THE JOURNAL

New to us, American men’s clothing atelier J.Press is hardly what you would call a whippersnapper. It was founded in 1902, and since we, MR PORTER, have only been around since 2011, it already has more than a century on us. Plus, given that its original proprietor, Latvian immigrant Mr Jacobi Press, set up shop on Yale University’s venerable campus, it could probably teach us a thing or two to boot.

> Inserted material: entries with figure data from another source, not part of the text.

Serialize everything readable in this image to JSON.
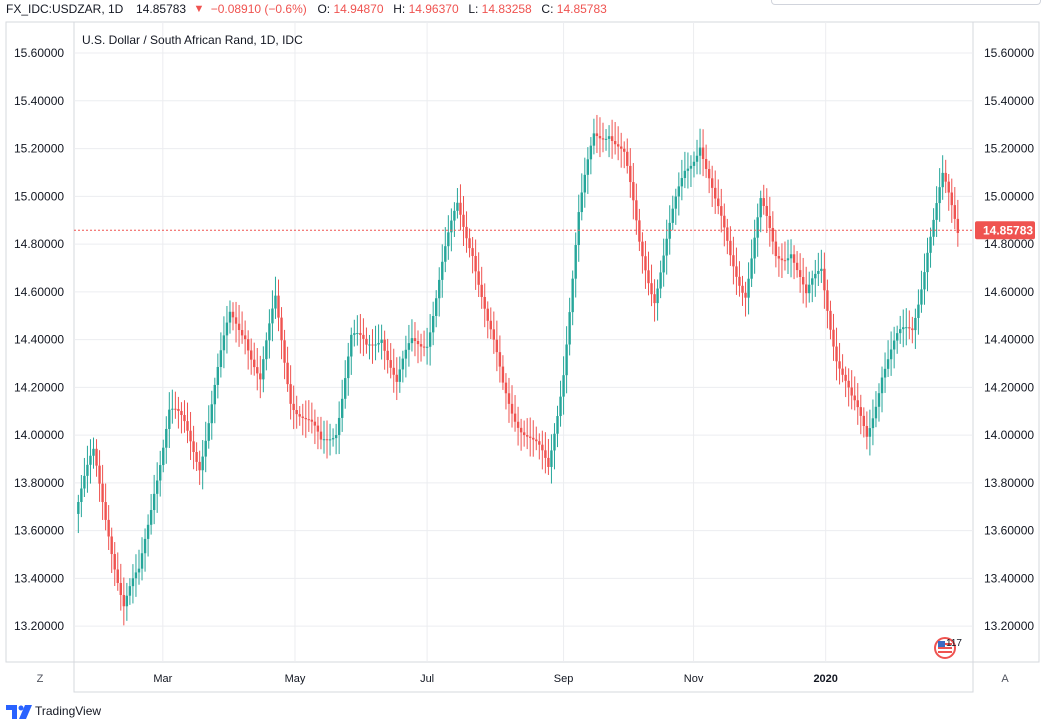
{
  "header": {
    "symbol": "FX_IDC:USDZAR, 1D",
    "last": "14.85783",
    "change": "−0.08910 (−0.6%)",
    "o_label": "O:",
    "o_value": "14.94870",
    "h_label": "H:",
    "h_value": "14.96370",
    "l_label": "L:",
    "l_value": "14.83258",
    "c_label": "C:",
    "c_value": "14.85783"
  },
  "colors": {
    "up": "#26a69a",
    "down": "#ef5350",
    "grid": "#ecedf0",
    "text": "#131722"
  },
  "footer": {
    "logo_text": "TradingView",
    "left_button": "Z",
    "right_button": "A"
  },
  "chart_data": {
    "type": "candlestick",
    "title": "U.S. Dollar / South African Rand, 1D, IDC",
    "ylim": [
      13.05,
      15.73
    ],
    "yticks": [
      13.2,
      13.4,
      13.6,
      13.8,
      14.0,
      14.2,
      14.4,
      14.6,
      14.8,
      15.0,
      15.2,
      15.4,
      15.6
    ],
    "ytick_labels": [
      "13.20000",
      "13.40000",
      "13.60000",
      "13.80000",
      "14.00000",
      "14.20000",
      "14.40000",
      "14.60000",
      "14.80000",
      "15.00000",
      "15.20000",
      "15.40000",
      "15.60000"
    ],
    "x_labels": [
      {
        "label": "Mar",
        "date": "2019-03-01"
      },
      {
        "label": "May",
        "date": "2019-05-01"
      },
      {
        "label": "Jul",
        "date": "2019-07-01"
      },
      {
        "label": "Sep",
        "date": "2019-09-02"
      },
      {
        "label": "Nov",
        "date": "2019-11-01"
      },
      {
        "label": "2020",
        "date": "2020-01-01"
      }
    ],
    "last_price": 14.85783,
    "last_price_label": "14.85783",
    "badge": "117",
    "closes": [
      {
        "date": "2019-01-21",
        "close": 13.72
      },
      {
        "date": "2019-01-28",
        "close": 13.9
      },
      {
        "date": "2019-02-04",
        "close": 13.62
      },
      {
        "date": "2019-02-11",
        "close": 13.28
      },
      {
        "date": "2019-02-18",
        "close": 13.4
      },
      {
        "date": "2019-02-25",
        "close": 13.8
      },
      {
        "date": "2019-03-04",
        "close": 14.1
      },
      {
        "date": "2019-03-11",
        "close": 14.02
      },
      {
        "date": "2019-03-18",
        "close": 13.9
      },
      {
        "date": "2019-03-25",
        "close": 14.2
      },
      {
        "date": "2019-04-01",
        "close": 14.48
      },
      {
        "date": "2019-04-08",
        "close": 14.45
      },
      {
        "date": "2019-04-15",
        "close": 14.22
      },
      {
        "date": "2019-04-22",
        "close": 14.55
      },
      {
        "date": "2019-04-29",
        "close": 14.18
      },
      {
        "date": "2019-05-06",
        "close": 14.05
      },
      {
        "date": "2019-05-13",
        "close": 13.95
      },
      {
        "date": "2019-05-20",
        "close": 14.05
      },
      {
        "date": "2019-05-27",
        "close": 14.4
      },
      {
        "date": "2019-06-03",
        "close": 14.35
      },
      {
        "date": "2019-06-10",
        "close": 14.45
      },
      {
        "date": "2019-06-17",
        "close": 14.2
      },
      {
        "date": "2019-06-24",
        "close": 14.38
      },
      {
        "date": "2019-07-01",
        "close": 14.42
      },
      {
        "date": "2019-07-08",
        "close": 14.7
      },
      {
        "date": "2019-07-15",
        "close": 14.95
      },
      {
        "date": "2019-07-22",
        "close": 14.8
      },
      {
        "date": "2019-07-29",
        "close": 14.45
      },
      {
        "date": "2019-08-05",
        "close": 14.2
      },
      {
        "date": "2019-08-12",
        "close": 14.08
      },
      {
        "date": "2019-08-19",
        "close": 13.95
      },
      {
        "date": "2019-08-26",
        "close": 13.85
      },
      {
        "date": "2019-09-02",
        "close": 14.3
      },
      {
        "date": "2019-09-09",
        "close": 14.9
      },
      {
        "date": "2019-09-16",
        "close": 15.25
      },
      {
        "date": "2019-09-23",
        "close": 15.3
      },
      {
        "date": "2019-09-30",
        "close": 15.15
      },
      {
        "date": "2019-10-07",
        "close": 14.8
      },
      {
        "date": "2019-10-14",
        "close": 14.6
      },
      {
        "date": "2019-10-21",
        "close": 14.85
      },
      {
        "date": "2019-10-28",
        "close": 15.1
      },
      {
        "date": "2019-11-04",
        "close": 15.25
      },
      {
        "date": "2019-11-11",
        "close": 14.95
      },
      {
        "date": "2019-11-18",
        "close": 14.75
      },
      {
        "date": "2019-11-25",
        "close": 14.62
      },
      {
        "date": "2019-12-02",
        "close": 14.95
      },
      {
        "date": "2019-12-09",
        "close": 14.75
      },
      {
        "date": "2019-12-16",
        "close": 14.8
      },
      {
        "date": "2019-12-23",
        "close": 14.55
      },
      {
        "date": "2019-12-30",
        "close": 14.7
      },
      {
        "date": "2020-01-06",
        "close": 14.35
      },
      {
        "date": "2020-01-13",
        "close": 14.12
      },
      {
        "date": "2020-01-20",
        "close": 14.0
      },
      {
        "date": "2020-01-27",
        "close": 14.28
      },
      {
        "date": "2020-02-03",
        "close": 14.38
      },
      {
        "date": "2020-02-10",
        "close": 14.45
      },
      {
        "date": "2020-02-17",
        "close": 14.8
      },
      {
        "date": "2020-02-24",
        "close": 15.05
      },
      {
        "date": "2020-03-02",
        "close": 14.86
      }
    ]
  }
}
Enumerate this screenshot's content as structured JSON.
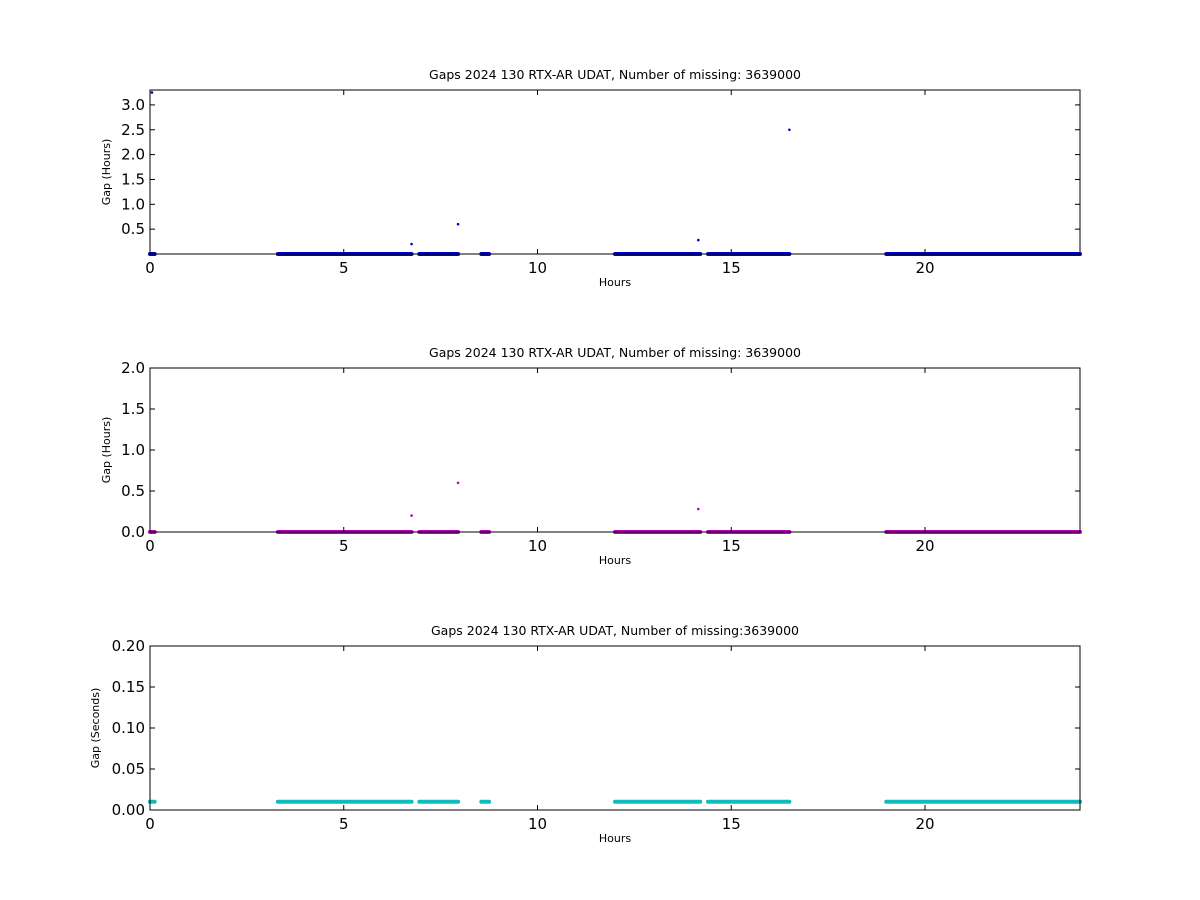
{
  "chart_data": [
    {
      "type": "scatter",
      "title": "Gaps 2024 130 RTX-AR  UDAT, Number of missing: 3639000",
      "xlabel": "Hours",
      "ylabel": "Gap (Hours)",
      "xlim": [
        0,
        24
      ],
      "ylim": [
        0,
        3.3
      ],
      "xticks": [
        "0",
        "5",
        "10",
        "15",
        "20"
      ],
      "xtick_values": [
        0,
        5,
        10,
        15,
        20
      ],
      "yticks": [
        "0.5",
        "1.0",
        "1.5",
        "2.0",
        "2.5",
        "3.0"
      ],
      "ytick_values": [
        0.5,
        1.0,
        1.5,
        2.0,
        2.5,
        3.0
      ],
      "color": "#0000cc",
      "grid": false,
      "baseline_value": 0.0,
      "baseline_segments": [
        [
          0.0,
          0.12
        ],
        [
          3.3,
          6.75
        ],
        [
          6.95,
          7.95
        ],
        [
          8.55,
          8.75
        ],
        [
          12.0,
          14.2
        ],
        [
          14.4,
          16.5
        ],
        [
          19.0,
          24.0
        ]
      ],
      "outliers": [
        {
          "x": 0.05,
          "y": 3.25
        },
        {
          "x": 6.75,
          "y": 0.2
        },
        {
          "x": 7.95,
          "y": 0.6
        },
        {
          "x": 14.15,
          "y": 0.28
        },
        {
          "x": 16.5,
          "y": 2.5
        }
      ]
    },
    {
      "type": "scatter",
      "title": "Gaps 2024 130 RTX-AR  UDAT, Number of missing: 3639000",
      "xlabel": "Hours",
      "ylabel": "Gap (Hours)",
      "xlim": [
        0,
        24
      ],
      "ylim": [
        0,
        2.0
      ],
      "xticks": [
        "0",
        "5",
        "10",
        "15",
        "20"
      ],
      "xtick_values": [
        0,
        5,
        10,
        15,
        20
      ],
      "yticks": [
        "0.0",
        "0.5",
        "1.0",
        "1.5",
        "2.0"
      ],
      "ytick_values": [
        0.0,
        0.5,
        1.0,
        1.5,
        2.0
      ],
      "color": "#bb00bb",
      "grid": false,
      "baseline_value": 0.0,
      "baseline_segments": [
        [
          0.0,
          0.12
        ],
        [
          3.3,
          6.75
        ],
        [
          6.95,
          7.95
        ],
        [
          8.55,
          8.75
        ],
        [
          12.0,
          14.2
        ],
        [
          14.4,
          16.5
        ],
        [
          19.0,
          24.0
        ]
      ],
      "outliers": [
        {
          "x": 6.75,
          "y": 0.2
        },
        {
          "x": 7.95,
          "y": 0.6
        },
        {
          "x": 14.15,
          "y": 0.28
        }
      ]
    },
    {
      "type": "scatter",
      "title": "Gaps 2024 130 RTX-AR  UDAT, Number of missing:3639000",
      "xlabel": "Hours",
      "ylabel": "Gap (Seconds)",
      "xlim": [
        0,
        24
      ],
      "ylim": [
        0,
        0.2
      ],
      "xticks": [
        "0",
        "5",
        "10",
        "15",
        "20"
      ],
      "xtick_values": [
        0,
        5,
        10,
        15,
        20
      ],
      "yticks": [
        "0.00",
        "0.05",
        "0.10",
        "0.15",
        "0.20"
      ],
      "ytick_values": [
        0.0,
        0.05,
        0.1,
        0.15,
        0.2
      ],
      "color": "#11bbbb",
      "grid": false,
      "baseline_value": 0.01,
      "baseline_segments": [
        [
          0.0,
          0.12
        ],
        [
          3.3,
          6.75
        ],
        [
          6.95,
          7.95
        ],
        [
          8.55,
          8.75
        ],
        [
          12.0,
          14.2
        ],
        [
          14.4,
          16.5
        ],
        [
          19.0,
          24.0
        ]
      ],
      "outliers": []
    }
  ]
}
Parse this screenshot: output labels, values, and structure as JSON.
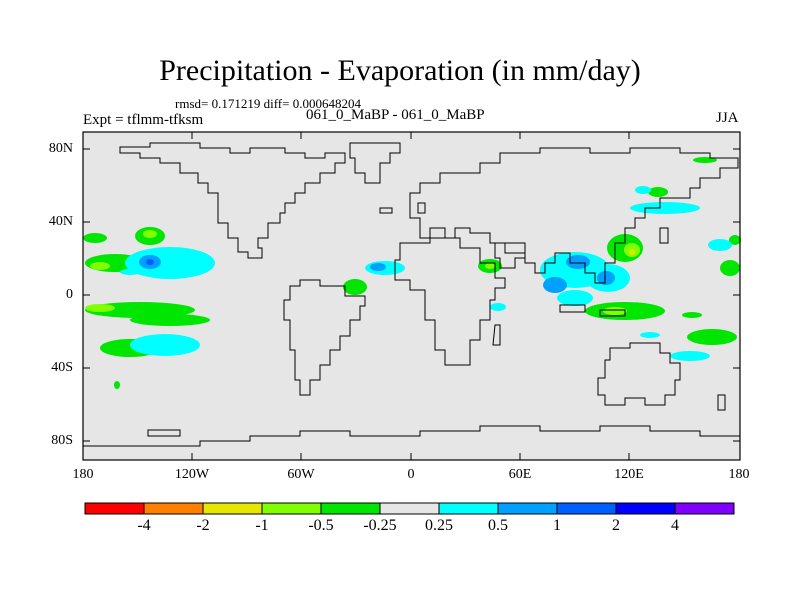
{
  "title": "Precipitation - Evaporation (in mm/day)",
  "stats": "rmsd= 0.171219 diff= 0.000648204",
  "experiment": "Expt = tflmm-tfksm",
  "cases": "061_0_MaBP - 061_0_MaBP",
  "season": "JJA",
  "lat_ticks": [
    "80N",
    "40N",
    "0",
    "40S",
    "80S"
  ],
  "lon_ticks": [
    "180",
    "120W",
    "60W",
    "0",
    "60E",
    "120E",
    "180"
  ],
  "colorbar": {
    "colors": [
      "#ff0000",
      "#ff8000",
      "#e6e600",
      "#80ff00",
      "#00e600",
      "#e6e6e6",
      "#00ffff",
      "#00a0ff",
      "#0060ff",
      "#0000ff",
      "#8000ff"
    ],
    "labels": [
      "-4",
      "-2",
      "-1",
      "-0.5",
      "-0.25",
      "0.25",
      "0.5",
      "1",
      "2",
      "4"
    ]
  }
}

Indeed, in keeping with this backdrop, the brand has been among the vanguard of Ivy League style since the beginning, setting the standard for preppy attire. The collegiate items that have since become tropes – Oxford shirts, varsity jackets and cream chinos, down to the sweater draped ever-so over the wearer’s shoulders – were pioneered by J.Press, along with Brooks Brothers, who also had stores on the grounds of the top tier of American learning institutions, including Harvard and Princeton. Amid the brand’s archives, you’ll find neckties with repp stripes and paisley motifs, fashioned from foulard, herringbone tweed Chesterfield jackets and the official scarf for Yale’s secretive Skull and Bones order. Properly old school, you could say.
But for J.Press, things really started to get interesting in 1986, when the brand was acquired by Japanese holding company Onward Kashiyama, which had held the license for the label for its domestic market for the previous 14 years – itself a first inroads into Japan for an American brand. Since the release of the fashion photography book Take Ivy in the mid-1960s, Japan had fallen for Ivy League style in a big way and the preppy look quickly became a subcultural uniform that endures to this day. The brand’s distribution has since grown sixfold, but, rather than be retooled for this new market, what is driving business is its storied heritage.
On the face of it, J.Press is the all-American outfitter, and one that helped shape the way the nation dresses. But with access to Japanese mills and fabrics, the brand’s output boasts a formidable level of construction and attention to detail. And given that in New Haven, Connecticut, they know what to wear for the most glorious of autumns, we suggest you enroll now.